The main reason why LCLS cannot focus its efforts on one framework is that we haven't found one tool with all the required features; for example, Matlab is very powerful, but it's too slow and it's proprietary, psana is fast, open-source, but it doesn't have all the display abilities and functions that Matlab has.
We have considered using ROOT to power psana, but there are a few issues with ROOT; for example, it tends to take over your application (eg by handling signals), any one library tends to bring in many other libraries non strictly required, it has a few global names which can collide with users symbols, its development is heavily LHC oriented and it uses C++ as scripting language which may not be the best solution for many FEL users.
We've been considering adopting something other than ROOT for a while, but we haven't found any serious alternative. We claim that the key services our users would like are:
- Ability to use both C++ and python (when performance allows).
- Ability to plot histograms, xy plots, images, functions, etc.
- Ability to fit complex data.
- Ability to persist basic objects (histograms, arrays, ntuple), ie the ability to store and retrieve intermediate analysis results.
- Ability to invoke high performance algorithms; these can range from basic algorithms, like FFTs, to more specialized operations, like peak finding.
There are many tools for plotting (see, for example, Mantid, or matplotlib), for saving and retrieving data (HDF5), for fitting, for GUI development (QT), for basic algorithms (GSL) but no integrated solution.
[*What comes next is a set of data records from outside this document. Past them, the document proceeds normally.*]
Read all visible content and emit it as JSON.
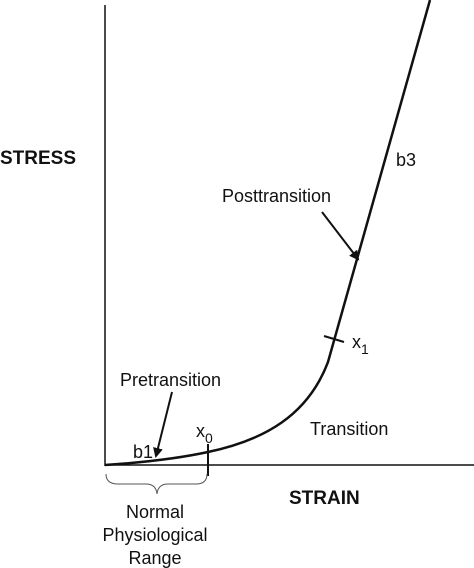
{
  "axes": {
    "y_label": "STRESS",
    "x_label": "STRAIN"
  },
  "labels": {
    "b3": "b3",
    "b1": "b1",
    "posttransition": "Posttransition",
    "pretransition": "Pretransition",
    "transition": "Transition",
    "x1": {
      "symbol": "x",
      "subscript": "1"
    },
    "x0": {
      "symbol": "x",
      "subscript": "0"
    }
  },
  "range": {
    "line1": "Normal",
    "line2": "Physiological",
    "line3": "Range"
  }
}
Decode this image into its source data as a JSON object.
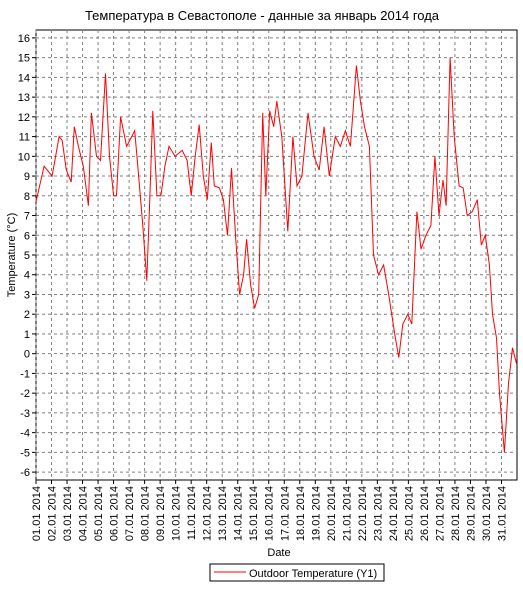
{
  "chart_data": {
    "type": "line",
    "title": "Температура в Севастополе - данные за январь 2014 года",
    "xlabel": "Date",
    "ylabel": "Temperature (°C)",
    "x": [
      1.0,
      1.52,
      2.04,
      2.49,
      2.69,
      2.95,
      3.27,
      3.47,
      3.73,
      4.05,
      4.38,
      4.57,
      4.9,
      5.16,
      5.48,
      5.74,
      6.0,
      6.19,
      6.45,
      6.84,
      7.17,
      7.36,
      7.56,
      7.88,
      8.14,
      8.34,
      8.53,
      8.79,
      9.05,
      9.31,
      9.57,
      9.96,
      10.42,
      10.74,
      11.0,
      11.26,
      11.52,
      11.78,
      12.04,
      12.3,
      12.49,
      12.82,
      13.08,
      13.34,
      13.6,
      13.86,
      14.12,
      14.38,
      14.57,
      14.83,
      15.09,
      15.35,
      15.61,
      15.81,
      16.06,
      16.32,
      16.52,
      16.84,
      17.23,
      17.56,
      17.82,
      18.14,
      18.53,
      18.92,
      19.25,
      19.57,
      19.9,
      20.29,
      20.61,
      20.94,
      21.26,
      21.65,
      21.91,
      22.17,
      22.49,
      22.75,
      23.08,
      23.4,
      23.73,
      24.12,
      24.38,
      24.64,
      24.96,
      25.22,
      25.55,
      25.81,
      26.13,
      26.45,
      26.71,
      26.97,
      27.23,
      27.43,
      27.69,
      27.95,
      28.27,
      28.53,
      28.79,
      29.12,
      29.44,
      29.7,
      29.96,
      30.22,
      30.42,
      30.68,
      30.87,
      31.19,
      31.45,
      31.71,
      31.97
    ],
    "series": [
      {
        "name": "Outdoor Temperature (Y1)",
        "color": "#ff0000",
        "values": [
          7.7,
          9.5,
          9.0,
          11.0,
          10.8,
          9.3,
          8.7,
          11.5,
          10.5,
          9.5,
          7.5,
          12.2,
          10.0,
          9.8,
          14.2,
          10.0,
          8.0,
          8.0,
          12.0,
          10.5,
          11.0,
          11.3,
          9.5,
          6.5,
          3.7,
          8.0,
          12.3,
          8.0,
          8.0,
          9.5,
          10.5,
          10.0,
          10.3,
          9.8,
          8.0,
          10.0,
          11.6,
          9.0,
          7.8,
          10.7,
          8.5,
          8.4,
          7.8,
          6.0,
          9.4,
          6.0,
          3.0,
          4.0,
          5.8,
          3.5,
          2.3,
          3.0,
          12.2,
          8.0,
          12.3,
          11.5,
          12.8,
          11.0,
          6.2,
          11.0,
          8.5,
          9.0,
          12.2,
          10.0,
          9.3,
          11.5,
          9.0,
          11.0,
          10.5,
          11.3,
          10.5,
          14.6,
          12.8,
          11.5,
          10.5,
          5.0,
          4.0,
          4.5,
          3.0,
          1.0,
          -0.2,
          1.5,
          2.0,
          1.5,
          7.2,
          5.3,
          6.0,
          6.5,
          10.0,
          7.0,
          8.8,
          7.5,
          15.0,
          11.0,
          8.5,
          8.4,
          7.0,
          7.2,
          7.8,
          5.5,
          6.0,
          4.5,
          2.0,
          0.8,
          -2.0,
          -5.0,
          -1.5,
          0.3,
          -0.5
        ]
      }
    ],
    "xlim": [
      1,
      32
    ],
    "xticks": [
      {
        "value": 1,
        "label": "01.01 2014"
      },
      {
        "value": 2,
        "label": "02.01 2014"
      },
      {
        "value": 3,
        "label": "03.01 2014"
      },
      {
        "value": 4,
        "label": "04.01 2014"
      },
      {
        "value": 5,
        "label": "05.01 2014"
      },
      {
        "value": 6,
        "label": "06.01 2014"
      },
      {
        "value": 7,
        "label": "07.01 2014"
      },
      {
        "value": 8,
        "label": "08.01 2014"
      },
      {
        "value": 9,
        "label": "09.01 2014"
      },
      {
        "value": 10,
        "label": "10.01 2014"
      },
      {
        "value": 11,
        "label": "11.01 2014"
      },
      {
        "value": 12,
        "label": "12.01 2014"
      },
      {
        "value": 13,
        "label": "13.01 2014"
      },
      {
        "value": 14,
        "label": "14.01 2014"
      },
      {
        "value": 15,
        "label": "15.01 2014"
      },
      {
        "value": 16,
        "label": "16.01 2014"
      },
      {
        "value": 17,
        "label": "17.01 2014"
      },
      {
        "value": 18,
        "label": "18.01 2014"
      },
      {
        "value": 19,
        "label": "19.01 2014"
      },
      {
        "value": 20,
        "label": "20.01 2014"
      },
      {
        "value": 21,
        "label": "21.01 2014"
      },
      {
        "value": 22,
        "label": "22.01 2014"
      },
      {
        "value": 23,
        "label": "23.01 2014"
      },
      {
        "value": 24,
        "label": "24.01 2014"
      },
      {
        "value": 25,
        "label": "25.01 2014"
      },
      {
        "value": 26,
        "label": "26.01 2014"
      },
      {
        "value": 27,
        "label": "27.01 2014"
      },
      {
        "value": 28,
        "label": "28.01 2014"
      },
      {
        "value": 29,
        "label": "29.01 2014"
      },
      {
        "value": 30,
        "label": "30.01 2014"
      },
      {
        "value": 31,
        "label": "31.01 2014"
      }
    ],
    "ylim": [
      -6.4,
      16.4
    ],
    "yticks": [
      -6,
      -5,
      -4,
      -3,
      -2,
      -1,
      0,
      1,
      2,
      3,
      4,
      5,
      6,
      7,
      8,
      9,
      10,
      11,
      12,
      13,
      14,
      15,
      16
    ],
    "grid": true,
    "legend": "bottom"
  }
}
We'd like to start the effort of creating an integrated ecosystem for data analysis for FEL facilities. Note that this effort does not want to replace whatever framework the facilities use to do analysis, eg psana. The final result would be a set of libraries that psana can invoke to implement the key operations indicated above.
This ecosystem would be based on existing libraries as much as possible and we would write new code only when needed. We could, for example, write a thin layer which allows to save histograms or other objects to HDF5.
Core subset of ROOT Features
Feature |
Comment |
---|---|
Interpreter |
CINT, cling, PyRoot |
Input/Output |
Easy to save/restore histograms, trees; more complex to save arbitrary structures |
Math libraries |
Numerical algorithms, linear algebra, vectors, statistics, fitting |
GUI |
Widgets, signals/slots mechanism |
Histograms |
1D, 2D, Profile |
Trees |
To store large quantities of same-class objects |
2D graphics |
Display 1D and 2D histograms, functions, graphs |
3D graphics |
Event display |
Possible replacements
Feature |
Comment |
---|---|
Interpreter |
Python |
Input/Output |
Could need dedicated development effort, could be built on top of HDF5 |
Math libraries |
NumPy, SciPy, GSL. Issue: different environments between python and C/C++? |
GUI |
QT, PyQt |
Histograms |
Could need dedicated development effort |
Trees |
Could need dedicated development effort |
2D graphics |
Matplotlib? How to display histograms and trees? |
3D graphics |
Possibly not needed for now |